Da die beiden die Hochzeitszeremonie selbst durch ein Abendessen und die Geschenke-Entgegennahme unterbrochen hatten, war die Hochzeit erst sehr spät zu Ende - gegen 2 Uhr morgens. Ich selbst war dann mittlerweile doch recht müde und bin dann, nachdem ich mich mit ein paar Gästen noch etwas unterhalten habe, quasi in mein Bett gefallen.
Am nächsten Tag gab es dann wie gesagt noch einen Empfang für weitere Gäste mit Mittagessen, am Nachmittag hab ich mich dann noch mit Kavana und ihren Cousinen gut bei ihnen zu Hause unterhalten - unter anderem mit einem spontan-lustigen Handtücher-gegen-den-Kopf-werfen-Spiel und einem Besuch in einem indischen Starbucks-Verschnitt. Kavana musste am nächsten Morgen schon früh abreisen, mein Flug zurück nach Kalkutta ging erst später. Also konnte ich mir morgens noch den Tempel selbst ansehen - unheimlich pompös und beeindruckend, alles blitzblank sauber. Da der Tempel offenbar oft sehr viele Besucher kommt, erinnerten Teile an Disneyland - damit sich alle ordentlich anstellen, waren Reihen mit Metallgeländern abgetrennt. Allerdings war an dem Tag weniger los, so dass ich relativ ruhig und ohne Warten durch den Tempel gehen konnte. Fotos konnte ich keine machen, was sehr schade ist, und vor allem Videos wären schön gewesen: Im Haupttempel selbst fand gerade eine Art “Gottesdienst” statt, wo gut 100 Gläubige sehr eindrucksvoll getanzt und “Hare Krishna” gesungen haben. Außerdem gab es im Tempel selbst noch gutes, feierliches Essen, das ich dann als Frühstück nutzen konnte.

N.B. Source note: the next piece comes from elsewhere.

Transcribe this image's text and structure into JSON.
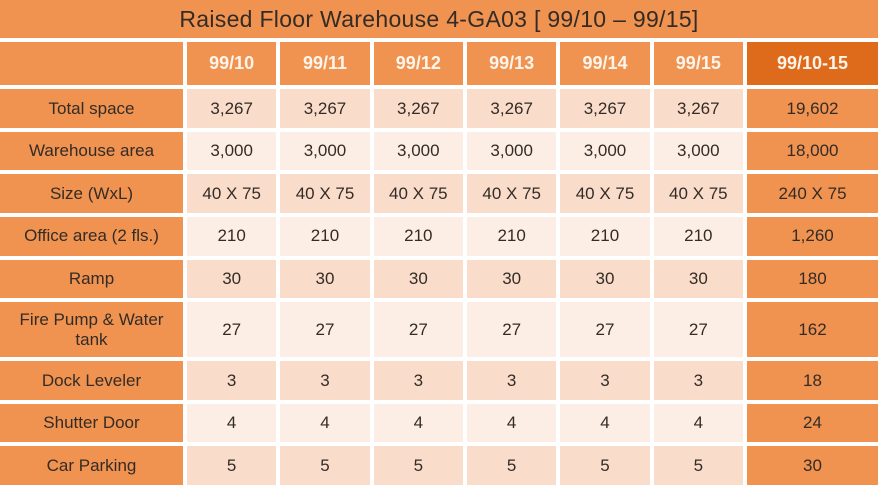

Mittags bin ich dann nochmal zu Kavanas Eltern, die mich noch zum Mittagessen eingeladen haben, das Kavanas Onkel gekocht hat. Davor und danach habe ich mich noch nett mit ihrer Familie über das Unileben in Deutschland und Indien, Indien selbst (vor allem meine bevorstehende Reise) und Cricket (das doch nicht ganz so langweilig ist, wie es zuerst wirkt - es lief gerade ein Spiel) unterhalten. Dann habe ich noch als Andenken ein kleines Geschenk, eine kleine Elefantenstatue bekommen. Dabei hätte ich eigentlich eher meinen Gastgebern was schenken können, wie ich finde... Wie dem auch sei, so ging ein tolles Wochenende zu Ende, das dann noch durch einen guten Rückflug abgerundet wurde. Und für die Rückfahrt konnte ich den Taxifahrer auf sehr akzeptable 180 Rupien herunterhandeln. Kaavya und Amaresh, das neue Brautpaar, hab ich dann am Montag noch zum Mittagessen in Kalkutta wiedergetroffen - da sie Amareshs Eltern zu einem weiteren Empfang in Bihar besuchen, sind sie noch in Kalkutta vorbeigekommen.
Das war’s für dieses Mal. Die Uni neigt sich langsam dem Ende zu, am 8. März werd ich dann noch eine Klausur schreiben, bevor alles vorbei ist. Dieses Wochenende besuche ich Dominic an seiner Uni in Hyderabad, am Wochenende danach besucht er mich dann hier in Kalkutta. Und dann kommen am 11. März schon Matthias, Christian, Qaiss und Felix, bevor ich die Stadt dann am 14. März verlassen. Leicht wird mir das nicht fallen - nach einem gewissen Heimweh zur Weihnachtszeit rum bin ich die letzten Wochen schon sehr traurig, dass zumindest die Zeit in Kalkutta (dann steht ja noch die einmonatige Rundreise an) so bald schon vorbei ist. Aber es wird ja sicher nicht mein letzter Besuch in Indien sein... Und einige Freunde besuche ich ja auch noch in Delhi, Bombay und Bangalore (wo die meisten ihre Praktika absolvieren)!